U.S. Pays the High Price of Empire

By Patrick J. Buchanan – September 20, 2001

As the twin towers of the World Trade Center came down in flames, taking 5,000 Americans with them, an unserious era in U.S. history came to an end. “All is changed, changed utterly,” wrote poet W.B. Yeats. President Bush has now received full authority to wage war against all who abetted the slaughter. It must be done. Our American family cannot permit the mass murder of our brothers and sisters to go unpunished. But as the president directs the moral outrage of his wounded nation, he will need the wisdom of Solomon.

Our enemy, we are told, is Osama bin Laden. But though he may be the instigator and financier of terror, the war crimes of Tuesday last were carried out by men who live among us. The enemy is already inside the gates. How many others among our 11 million “undocumented” immigrants are ready to carry out truck bombings, assassinations, sabotage, skyjackings?

We are told the first target of America’s wrath will be the Taliban.
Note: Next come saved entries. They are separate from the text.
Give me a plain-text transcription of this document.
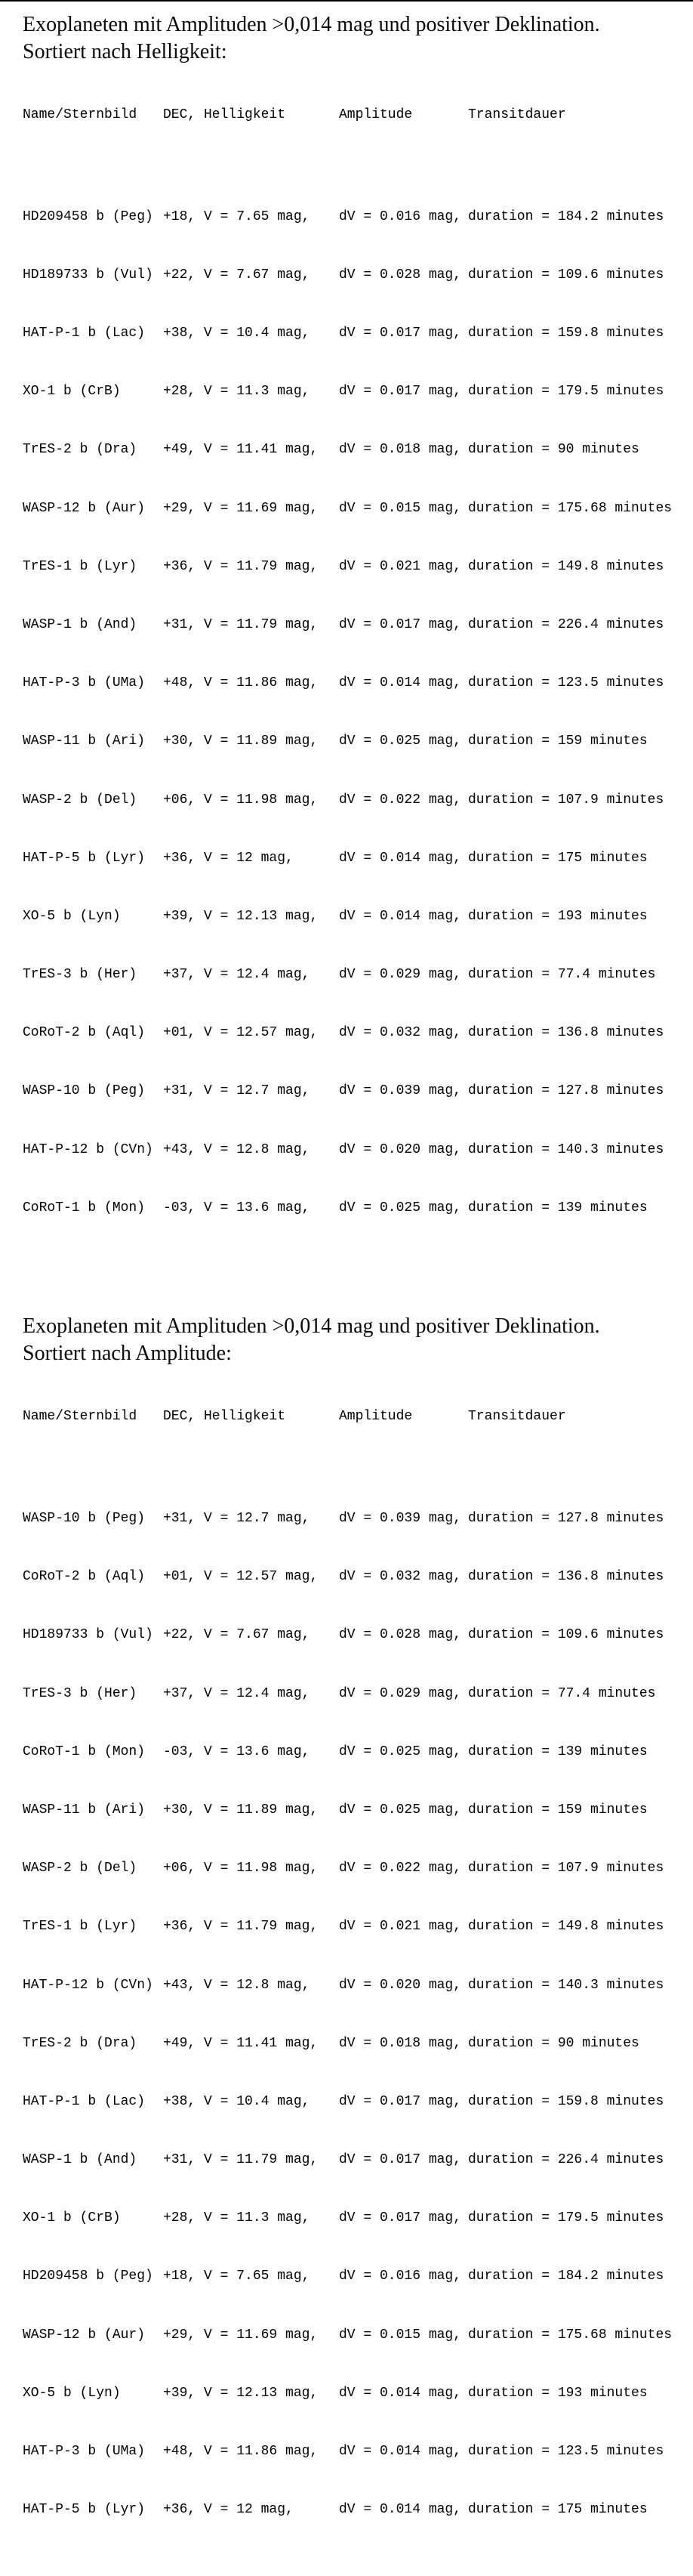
Exoplaneten mit Amplituden >0,014 mag und positiver Deklination.
Sortiert nach Helligkeit:

Name/Sternbild	DEC, Helligkeit	Amplitude	Transitdauer

HD209458 b (Peg) +18, V = 7.65 mag,	dV = 0.016 mag, duration = 184.2 minutes

HD189733 b (Vul) +22, V = 7.67 mag,	dV = 0.028 mag, duration = 109.6 minutes

HAT-P-1 b (Lac)	+38, V = 10.4 mag,	dV = 0.017 mag, duration = 159.8 minutes

XO-1 b (CrB)	+28, V = 11.3 mag,	dV = 0.017 mag, duration = 179.5 minutes

TrES-2 b (Dra)	+49, V = 11.41 mag,	dV = 0.018 mag, duration = 90 minutes

WASP-12 b (Aur)	+29, V = 11.69 mag,	dV = 0.015 mag, duration = 175.68 minutes

TrES-1 b (Lyr)	+36, V = 11.79 mag,	dV = 0.021 mag, duration = 149.8 minutes

WASP-1 b (And)	+31, V = 11.79 mag,	dV = 0.017 mag, duration = 226.4 minutes

HAT-P-3 b (UMa)	+48, V = 11.86 mag,	dV = 0.014 mag, duration = 123.5 minutes

WASP-11 b (Ari)	+30, V = 11.89 mag,	dV = 0.025 mag, duration = 159 minutes

WASP-2 b (Del)	+06, V = 11.98 mag,	dV = 0.022 mag, duration = 107.9 minutes

HAT-P-5 b (Lyr)	+36, V = 12 mag,	dV = 0.014 mag, duration = 175 minutes

XO-5 b (Lyn)	+39, V = 12.13 mag,	dV = 0.014 mag, duration = 193 minutes

TrES-3 b (Her)	+37, V = 12.4 mag,	dV = 0.029 mag, duration = 77.4 minutes

CoRoT-2 b (Aql)	+01, V = 12.57 mag,	dV = 0.032 mag, duration = 136.8 minutes

WASP-10 b (Peg)	+31, V = 12.7 mag,	dV = 0.039 mag, duration = 127.8 minutes

HAT-P-12 b (CVn) +43, V = 12.8 mag,	dV = 0.020 mag, duration = 140.3 minutes

CoRoT-1 b (Mon)	-03, V = 13.6 mag,	dV = 0.025 mag, duration = 139 minutes

Exoplaneten mit Amplituden >0,014 mag und positiver Deklination.
Sortiert nach Amplitude:

Name/Sternbild	DEC, Helligkeit	Amplitude	Transitdauer

WASP-10 b (Peg)	+31, V = 12.7 mag,	dV = 0.039 mag, duration = 127.8 minutes

CoRoT-2 b (Aql)	+01, V = 12.57 mag,	dV = 0.032 mag, duration = 136.8 minutes

HD189733 b (Vul) +22, V = 7.67 mag,	dV = 0.028 mag, duration = 109.6 minutes

TrES-3 b (Her)	+37, V = 12.4 mag,	dV = 0.029 mag, duration = 77.4 minutes

CoRoT-1 b (Mon)	-03, V = 13.6 mag,	dV = 0.025 mag, duration = 139 minutes

WASP-11 b (Ari)	+30, V = 11.89 mag,	dV = 0.025 mag, duration = 159 minutes

WASP-2 b (Del)	+06, V = 11.98 mag,	dV = 0.022 mag, duration = 107.9 minutes

TrES-1 b (Lyr)	+36, V = 11.79 mag,	dV = 0.021 mag, duration = 149.8 minutes

HAT-P-12 b (CVn) +43, V = 12.8 mag,	dV = 0.020 mag, duration = 140.3 minutes

TrES-2 b (Dra)	+49, V = 11.41 mag,	dV = 0.018 mag, duration = 90 minutes

HAT-P-1 b (Lac)	+38, V = 10.4 mag,	dV = 0.017 mag, duration = 159.8 minutes

WASP-1 b (And)	+31, V = 11.79 mag,	dV = 0.017 mag, duration = 226.4 minutes

XO-1 b (CrB)	+28, V = 11.3 mag,	dV = 0.017 mag, duration = 179.5 minutes

HD209458 b (Peg) +18, V = 7.65 mag,	dV = 0.016 mag, duration = 184.2 minutes

WASP-12 b (Aur)	+29, V = 11.69 mag,	dV = 0.015 mag, duration = 175.68 minutes

XO-5 b (Lyn)	+39, V = 12.13 mag,	dV = 0.014 mag, duration = 193 minutes

HAT-P-3 b (UMa)	+48, V = 11.86 mag,	dV = 0.014 mag, duration = 123.5 minutes

HAT-P-5 b (Lyr)	+36, V = 12 mag,	dV = 0.014 mag, duration = 175 minutes
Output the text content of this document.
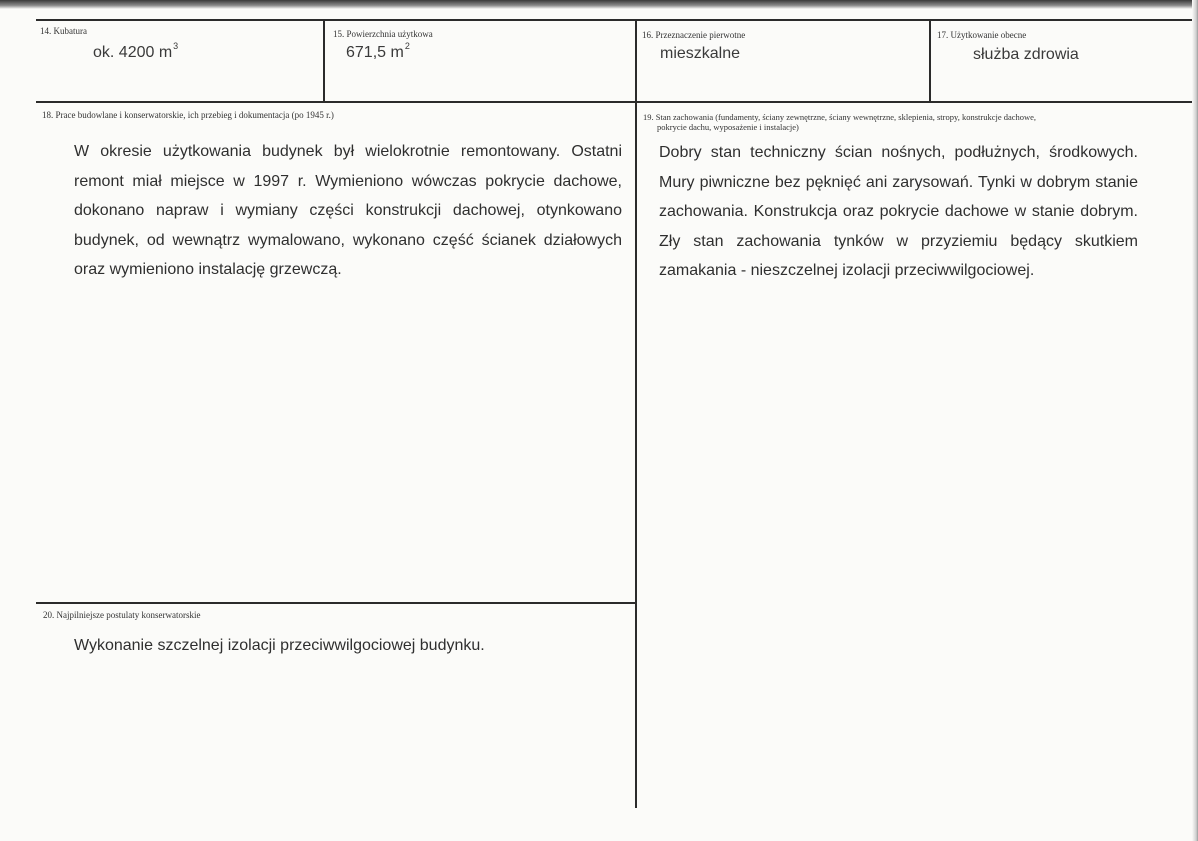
14. Kubatura
ok. 4200 $m^3$
15. Powierzchnia użytkowa
671,5 $m^2$
16. Przeznaczenie pierwotne
mieszkalne
17. Użytkowanie obecne
służba zdrowia
18. Prace budowlane i konserwatorskie, ich przebieg i dokumentacja (po 1945 r.)
W okresie użytkowania budynek był wielokrotnie remontowany. Ostatni remont miał miejsce w 1997 r. Wymieniono wówczas pokrycie dachowe, dokonano napraw i wymiany części konstrukcji dachowej, otynkowano budynek, od wewnątrz wymalowano, wykonano część ścianek działowych oraz wymieniono instalację grzewczą.
19. Stan zachowania (fundamenty, ściany zewnętrzne, ściany wewnętrzne, sklepienia, stropy, konstrukcje dachowe,
pokrycie dachu, wyposażenie i instalacje)
Dobry stan techniczny ścian nośnych, podłużnych, środkowych. Mury piwniczne bez pęknięć ani zarysowań. Tynki w dobrym stanie zachowania. Konstrukcja oraz pokrycie dachowe w stanie dobrym. Zły stan zachowania tynków w przyziemiu będący skutkiem zamakania - nieszczelnej izolacji przeciwwilgociowej.
20. Najpilniejsze postulaty konserwatorskie
Wykonanie szczelnej izolacji przeciwwilgociowej budynku.
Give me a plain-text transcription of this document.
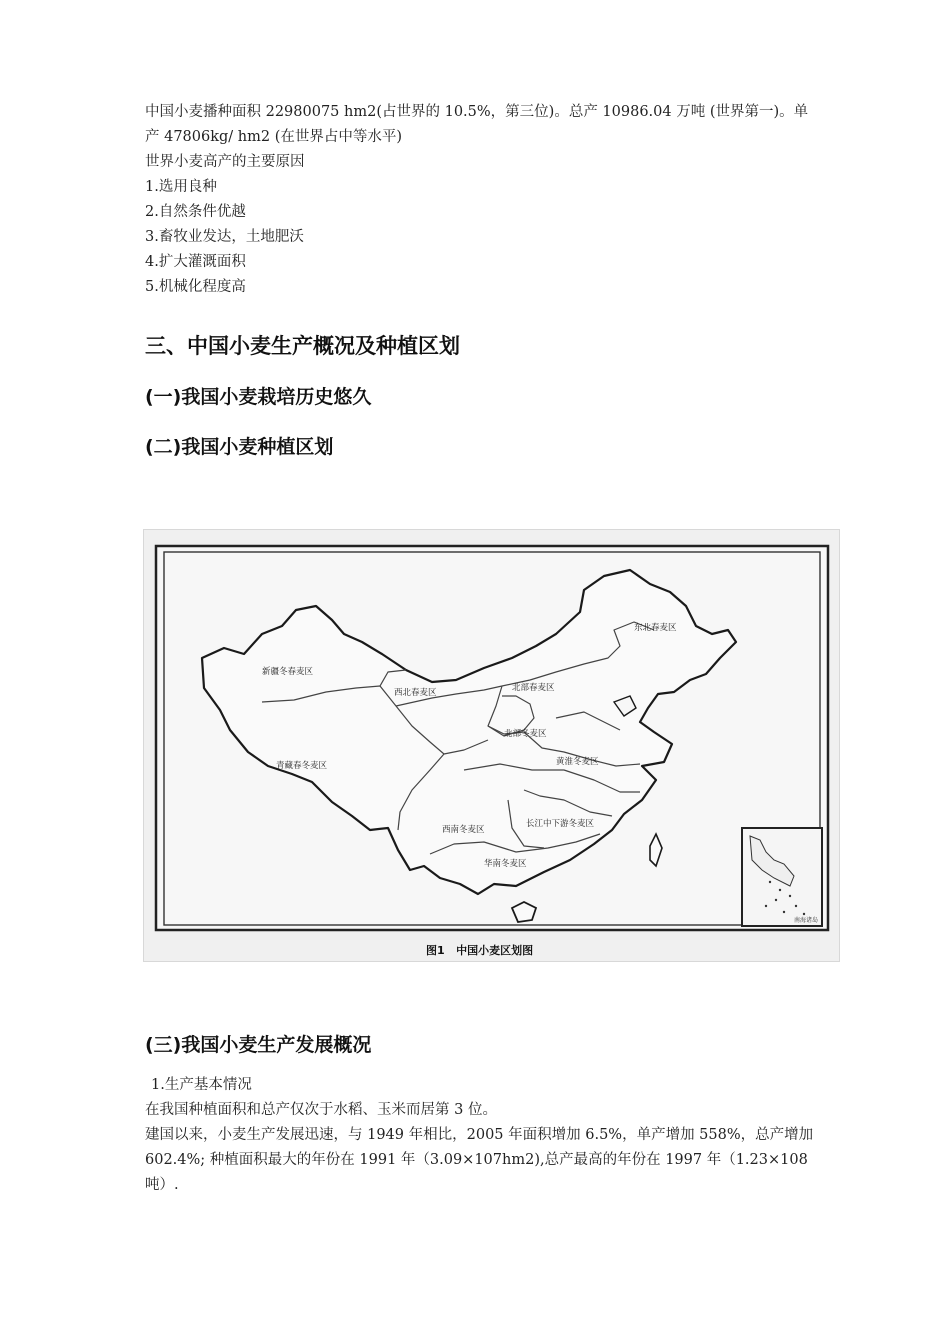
中国小麦播种面积 22980075 hm2(占世界的 10.5%，第三位)。总产 10986.04 万吨 (世界第一)。单产 47806kg/ hm2 (在世界占中等水平)

世界小麦高产的主要原因

1.选用良种

2.自然条件优越

3.畜牧业发达，土地肥沃

4.扩大灌溉面积

5.机械化程度高

三、中国小麦生产概况及种植区划
(一)我国小麦栽培历史悠久
(二)我国小麦种植区划
南海诸岛
东北春麦区
新疆冬春麦区
西北春麦区	北部春麦区
北部冬麦区
黄淮冬麦区
青藏春冬麦区
西南冬麦区
长江中下游冬麦区
华南冬麦区
图1   中国小麦区划图
(三)我国小麦生产发展概况

1.生产基本情况

在我国种植面积和总产仅次于水稻、玉米而居第 3 位。

建国以来，小麦生产发展迅速，与 1949 年相比，2005 年面积增加 6.5%，单产增加 558%，总产增加 602.4%; 种植面积最大的年份在 1991 年（3.09×107hm2),总产最高的年份在 1997 年（1.23×108 吨）.
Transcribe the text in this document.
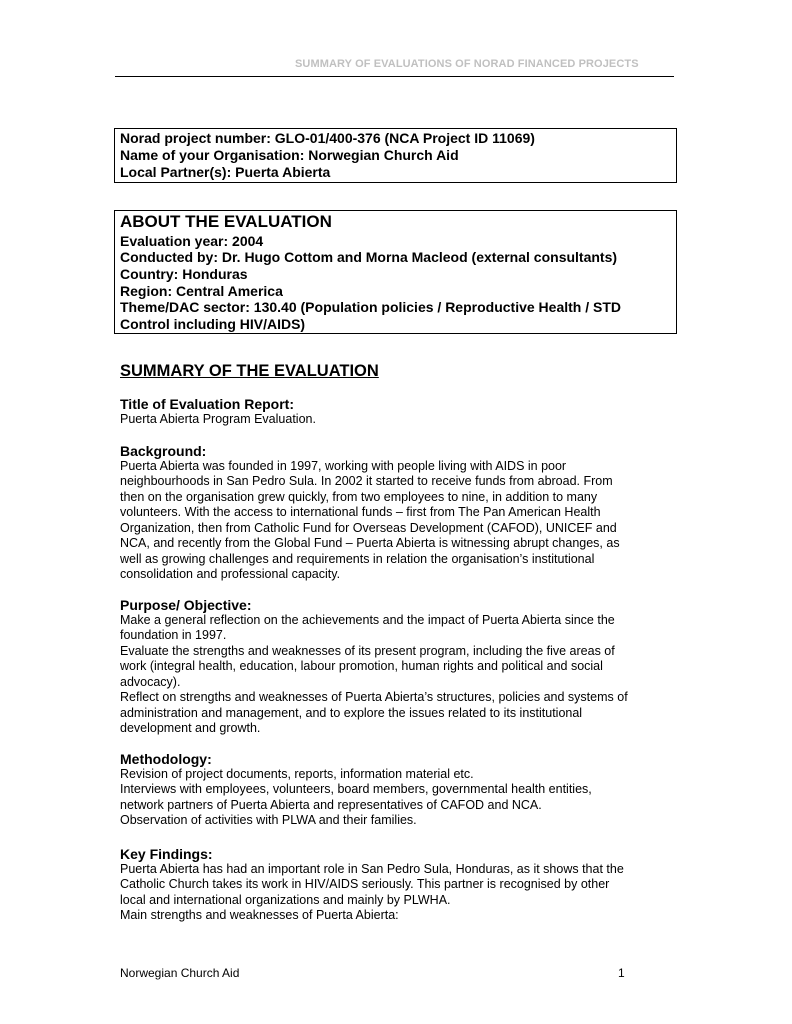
SUMMARY OF EVALUATIONS OF NORAD FINANCED PROJECTS
Norad project number: GLO-01/400-376 (NCA Project ID 11069)
Name of your Organisation: Norwegian Church Aid
Local Partner(s): Puerta Abierta
ABOUT THE EVALUATION
Evaluation year: 2004
Conducted by: Dr. Hugo Cottom and Morna Macleod (external consultants)
Country: Honduras
Region: Central America
Theme/DAC sector: 130.40 (Population policies / Reproductive Health / STD
Control including HIV/AIDS)
SUMMARY OF THE EVALUATION
Title of Evaluation Report:
Puerta Abierta Program Evaluation.
Background:
Puerta Abierta was founded in 1997, working with people living with AIDS in poor
neighbourhoods in San Pedro Sula. In 2002 it started to receive funds from abroad. From
then on the organisation grew quickly, from two employees to nine, in addition to many
volunteers. With the access to international funds – first from The Pan American Health
Organization, then from Catholic Fund for Overseas Development (CAFOD), UNICEF and
NCA, and recently from the Global Fund – Puerta Abierta is witnessing abrupt changes, as
well as growing challenges and requirements in relation the organisation’s institutional
consolidation and professional capacity.
Purpose/ Objective:
Make a general reflection on the achievements and the impact of Puerta Abierta since the
foundation in 1997.
Evaluate the strengths and weaknesses of its present program, including the five areas of
work (integral health, education, labour promotion, human rights and political and social
advocacy).
Reflect on strengths and weaknesses of Puerta Abierta’s structures, policies and systems of
administration and management, and to explore the issues related to its institutional
development and growth.
Methodology:
Revision of project documents, reports, information material etc.
Interviews with employees, volunteers, board members, governmental health entities,
network partners of Puerta Abierta and representatives of CAFOD and NCA.
Observation of activities with PLWA and their families.
Key Findings:
Puerta Abierta has had an important role in San Pedro Sula, Honduras, as it shows that the
Catholic Church takes its work in HIV/AIDS seriously. This partner is recognised by other
local and international organizations and mainly by PLWHA.
Main strengths and weaknesses of Puerta Abierta:
Norwegian Church Aid	1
But if we rain fire and death on the Afghan nation, a proud, brave people we helped liberate from Soviet bondage, we too will slaughter hundreds of innocents. And as they count their dead, the Afghans too will unite in moral outrage; and, as they cannot fight cruise missiles or Stealth bombers, they will attack our diplomats, businessmen, tourists. Apparently, our first ally is Gen. Pervez Musharraf of Pakistan. Let us pray that his decision does not bring him down. A pro-Taliban takeover of his country would give fundamentalists the atom bomb. Commentators are demanding that Bush declare war on all who preach hatred against us or have harbored terrorists: Libya, Sudan, Syria, Iraq, Iran and Afghanistan. William Bennett wants China added to the enemies list. Some are clamoring for an invasion of Iraq. Yet U.S. air, naval and ground forces have been cut in half since Desert Storm. And in any declared war on all the rogue nations of the Islamic world, the first casualties would be our Arab allies: Egypt, Jordan and Saudi Arabia. The second would be Western unity as North Atlantic Treaty Organization nations, facing the threat of an crushing oil embargo, begged off joining Bush’s war coalition.

Consider the diplomatic dilemmas our president confronts. Does he, like his father in Desert Storm, enlist Syria in the war coalition, or are the Syrians enemies?

Does he reach out to President Mohammad Khatami, the elected leader of an Iran that is deeply hostile to the Taliban, or are they too on the enemies list?

Does Bush seek Vladimir V. Putin’s help, or does Russia’s war against the Chechens, who have committed acts of terror, disqualify them as allies? Do we press for peace between Yasser Arafat and the Israelis, or is that rewarding terror?

What took place last Tuesday was an atrocity. What is coming may qualify as tragedy. For the mass murder of our citizens has filled this country with a terrible resolve that could lead it to plunge headlong into an all-out war against despised Arab and Islamic regimes that turns into a war of civilizations, with the United States almost alone.

In the presidential campaign of 2000, we failed to make foreign policy the issue. But what I said then retains relevance: “How can all our meddling not fail to spark some horrible retribution …. Have we not suffered enough–from Pan Am 103, to the World Trade Center, to the embassy bombings in Nairobi and Dar es Salaam–not to know that interventionism is the incubator of terrorism. Or will it take some cataclysmic atrocity on U.S. soil to awaken our global gamesmen to the going price of empire?”

“America today faces a choice of destinies. We can choose to be a peacemaker of the world, or its policeman who goes about night-sticking troublemakers until we, too, find ourselves in some bloody brawl we cannot handle.”

In his intervention in Lebanon’s civil war, President Reagan made a rare blunder. But when our Marines were massacred, he did not send a mighty army to avenge them. He used U.S. power to exact a price, then extricated us from that war. There is no vital American interest at risk in all these religious, territorial and tribal wars from Algeria to Afghanistan. Let us pay back those who did this, then let us extricate ourselves. Either America finds an exit strategy from empire, or we lose our republic.